13.02.2013

Einweisung in die Psychiatrie

Siegen. Wenn es nach Gutachter Dr. Michael Mattes geht, führt für den Kreuztaler Kurt S. kein Weg an der Psychiatrie vorbei. Der 74-Jährige, der im Sommer 2012 nach eigenem Bekunden seine Frau mit einem Kissen erstickt hat, leidet nach Ansicht des Nervenarztes an einer organischen Persönlichkeitsveränderung und ist auch nach wie vor für seine Umwelt gefährlich.

Vor allem sieht der Gutachter den ältesten Sohn gefährdet, den der Beschuldigte am Tattag mit einem Hammer angriff. Kurt S. war im September an zwei Tagen in der JVA Attendorn untersucht worden. Laut Gutachten leide er an einer hirnorganischen Störung, die wahrscheinlich durch eine Operation im Juni 2012, beziehungsweise die damit verbundene Narkose ausgelöst wurde. Es habe schon vorher Veränderungen im Gehirn gegeben, die aber nicht zu spürbaren Auswirkungen hätten führen müssen. Die nach dem Eingriff von der Familie – und auch dem Beschuldigten selbst – registrierten Veränderungen seines Verhaltens seien aber sehr auffällig gewesen, so der Gutachter. Danach seien eine erhöhte Aggression und die verstärkt aufgetretene Unfähigkeit, Dinge richtig einzuordnen und logische Schlüsse aus Vorgängen zu ziehen, spürbar geworden.

Der Kreuztaler habe begonnen, ein Komplott gegen sich und sein Vermögen zu vermuten, habe die Idee entwickelt, sein Sohn wolle ihm ans Geld und ihn entmündigen lassen. Auch in der Haft habe er Verschwörungstheorien ausgebrütet und sei von einer gegen ihn gerichteten Kampagne der Ärzte, Justizangestellten und Staatsanwälte überzeugt gewesen. Auf Nachfrage des Vorsitzenden Richters Wolfgang Münker musste Kurt S. einräumen, nach seiner vorläufigen Verlegung in die Psychiatrie sogar seinen Anwalt und seine Tochter verdächtigt zu haben, gegen ihn zu intrigieren.

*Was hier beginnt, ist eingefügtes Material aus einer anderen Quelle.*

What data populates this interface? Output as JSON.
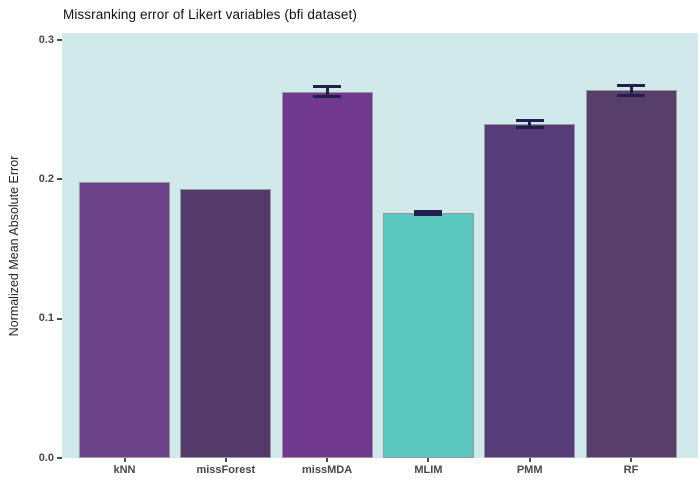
{
  "title": "Missranking error of Likert variables (bfi dataset)",
  "chart_data": {
    "type": "bar",
    "title": "Missranking error of Likert variables (bfi dataset)",
    "categories": [
      "kNN",
      "missForest",
      "missMDA",
      "MLIM",
      "PMM",
      "RF"
    ],
    "values": [
      0.198,
      0.193,
      0.263,
      0.176,
      0.24,
      0.264
    ],
    "errors": [
      null,
      null,
      0.0035,
      0.001,
      0.0025,
      0.0035
    ],
    "bar_colors": [
      "#6b4386",
      "#533a6b",
      "#70398f",
      "#5bc8c0",
      "#563d78",
      "#573f69"
    ],
    "xlabel": "",
    "ylabel": "Normalized Mean Absolute Error",
    "ylim": [
      0,
      0.3
    ],
    "yticks": [
      0.0,
      0.1,
      0.2,
      0.3
    ],
    "ytick_labels": [
      "0.0",
      "0.1",
      "0.2",
      "0.3"
    ],
    "grid": false,
    "legend_position": "none",
    "panel_background": "#d0e9ea",
    "bar_border_color": "#9a9a9a",
    "error_bar_color": "#221e4e",
    "axis_text_color": "#474747",
    "title_color": "#111111"
  }
}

Von einer vorübergehenden Störung, wie sie oft nach tiefen Narkosen aufträten, könne bei S. keine Rede sein, stellte der Gutachter fest. Das Problem halte auch heute noch an. Er könne nicht sagen, ob der Beschuldigte durch eine medikamentöse Behandlung so einzustellen sei, dass zumindest eine Beruhigung eintrete.

Negative Prognose
Das fortgeschrittene Alter des Mannes mache auf Grund der gleichzeitigen natürlichen Abbauvorgänge im Körper erst einmal nur eine negative Prognose möglich. Zudem habe es bislang praktisch keine Behandlung gegeben. Selbst wenn es Hoffnung auf eine Besserung gäbe, müsse der Übergang in eine ambulante Lösung sehr behutsam erfolgen.

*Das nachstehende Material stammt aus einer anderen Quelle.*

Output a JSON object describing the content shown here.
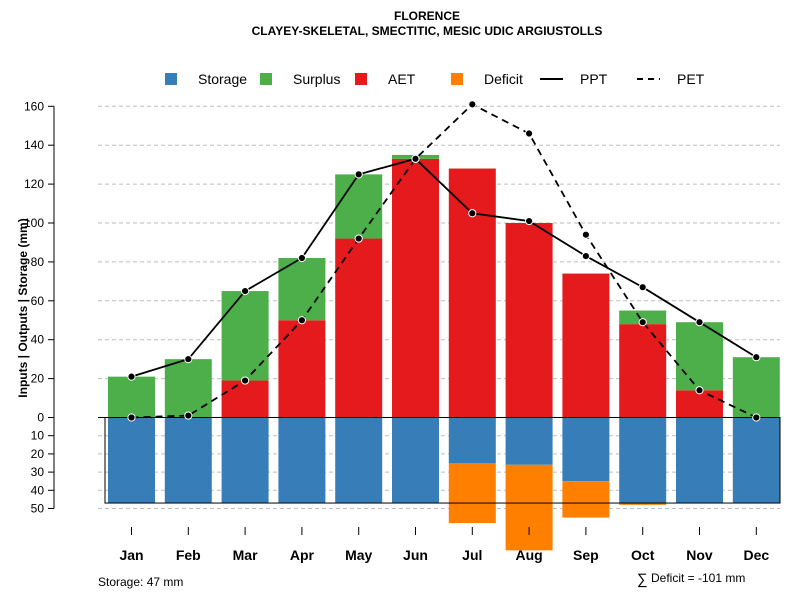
{
  "chart_data": {
    "type": "bar",
    "title": "FLORENCE",
    "subtitle": "CLAYEY-SKELETAL, SMECTITIC, MESIC UDIC ARGIUSTOLLS",
    "ylabel": "Inputs | Outputs | Storage    (mm)",
    "categories": [
      "Jan",
      "Feb",
      "Mar",
      "Apr",
      "May",
      "Jun",
      "Jul",
      "Aug",
      "Sep",
      "Oct",
      "Nov",
      "Dec"
    ],
    "ylim_upper": [
      0,
      170
    ],
    "ylim_lower": [
      0,
      50
    ],
    "yticks_upper": [
      0,
      20,
      40,
      60,
      80,
      100,
      120,
      140,
      160
    ],
    "yticks_lower": [
      0,
      10,
      20,
      30,
      40,
      50
    ],
    "grid": true,
    "legend_position": "top",
    "legend": [
      {
        "name": "Storage",
        "kind": "box",
        "color": "#377EB8"
      },
      {
        "name": "Surplus",
        "kind": "box",
        "color": "#4DAF4A"
      },
      {
        "name": "AET",
        "kind": "box",
        "color": "#E41A1C"
      },
      {
        "name": "Deficit",
        "kind": "box",
        "color": "#FF7F00"
      },
      {
        "name": "PPT",
        "kind": "solid-line",
        "color": "#000000"
      },
      {
        "name": "PET",
        "kind": "dashed-line",
        "color": "#000000"
      }
    ],
    "series": {
      "AET": [
        0,
        0,
        19,
        50,
        92,
        133,
        128,
        100,
        74,
        48,
        14,
        0
      ],
      "Surplus": [
        21,
        30,
        46,
        32,
        33,
        2,
        0,
        0,
        0,
        7,
        35,
        31
      ],
      "PPT": [
        21,
        30,
        65,
        82,
        125,
        133,
        105,
        101,
        83,
        67,
        49,
        31
      ],
      "PET": [
        0,
        1,
        19,
        50,
        92,
        133,
        161,
        146,
        94,
        49,
        14,
        0
      ],
      "Storage": [
        47,
        47,
        47,
        47,
        47,
        47,
        25,
        26,
        35,
        47,
        47,
        47
      ],
      "Deficit": [
        0,
        0,
        0,
        0,
        0,
        0,
        33,
        47,
        20,
        1,
        0,
        0
      ]
    },
    "storage_capacity": 47
  },
  "footer": {
    "storage_label": "Storage: 47 mm",
    "deficit_symbol": "∑",
    "deficit_label": "Deficit = -101 mm"
  }
}
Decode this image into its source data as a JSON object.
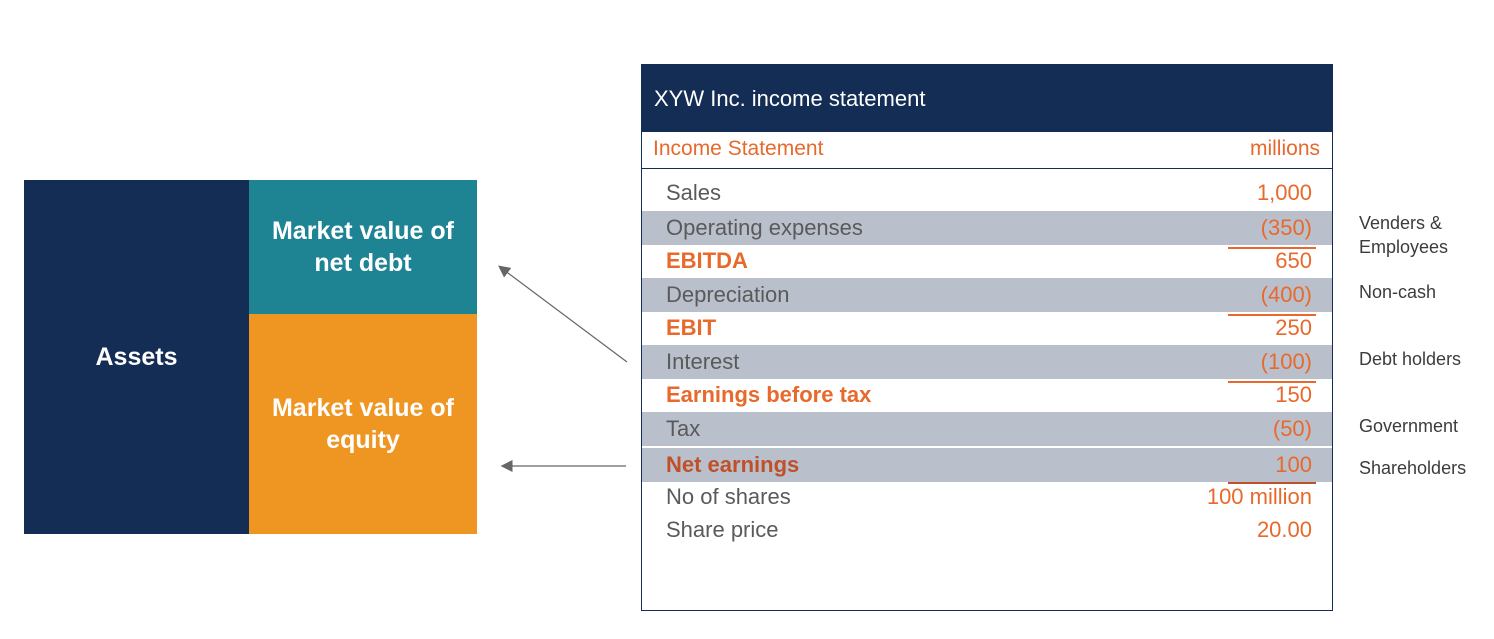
{
  "balance_sheet": {
    "assets_label": "Assets",
    "net_debt_label": "Market value of net debt",
    "equity_label": "Market value of equity",
    "colors": {
      "assets": "#142d55",
      "net_debt": "#1e8494",
      "equity": "#ee9522"
    }
  },
  "income_statement": {
    "title": "XYW Inc. income statement",
    "subheader_left": "Income Statement",
    "subheader_right": "millions",
    "rows": [
      {
        "label": "Sales",
        "value": "1,000"
      },
      {
        "label": "Operating expenses",
        "value": "(350)"
      },
      {
        "label": "EBITDA",
        "value": "650"
      },
      {
        "label": "Depreciation",
        "value": "(400)"
      },
      {
        "label": "EBIT",
        "value": "250"
      },
      {
        "label": "Interest",
        "value": "(100)"
      },
      {
        "label": "Earnings before tax",
        "value": "150"
      },
      {
        "label": "Tax",
        "value": "(50)"
      },
      {
        "label": "Net earnings",
        "value": "100"
      },
      {
        "label": "No of shares",
        "value": "100 million"
      },
      {
        "label": "Share price",
        "value": "20.00"
      }
    ],
    "colors": {
      "header": "#142d55",
      "accent": "#e8692c",
      "shade": "#b9c0cc"
    }
  },
  "side_notes": {
    "operating_expenses": "Venders & Employees",
    "depreciation": "Non-cash",
    "interest": "Debt holders",
    "tax": "Government",
    "net_earnings": "Shareholders"
  }
}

Im Moment der Tat habe sich der Beschuldigte selbst in einer Ausnahmesituation wahrgenommen. „Mein Verstand war im A...“, habe er ihm gesagt, berichtete der Gutachter weiter. Das Unrechtsbewusstsein sei also nicht ausgeschaltet gewesen, wohl aber die Möglichkeit zu einer emotionalen Steuerung der Situation. Dr. Mattes geht zudem davon aus, dass S. auch seinen Sohn umbringen wollte. Der zweite Schritt sei nicht vollendet, formulierte er in seinem Gutachten, wollte das Wort Tötung allerdings auch nach mehrfachem Nachfragen des Verteidigers Andreas Trode nicht in den Mund nehmen. Dessen Mandant hatte mehrfach betont, er habe seinen Sohn nicht umbringen, diesem vielmehr nur Angst machen wollen. Das Gericht gab in diesem Zusammenhang den Hinweis, es könne auch eine Bedrohung statt versuchtem Totschlag in Betracht kommen.

Nächste Woche Dienstag, 19. Februar, soll plädiert werden, sofern die Verteidiger über das Wochenende nicht noch den einen oder anderen Überraschungsantrag ersinnen.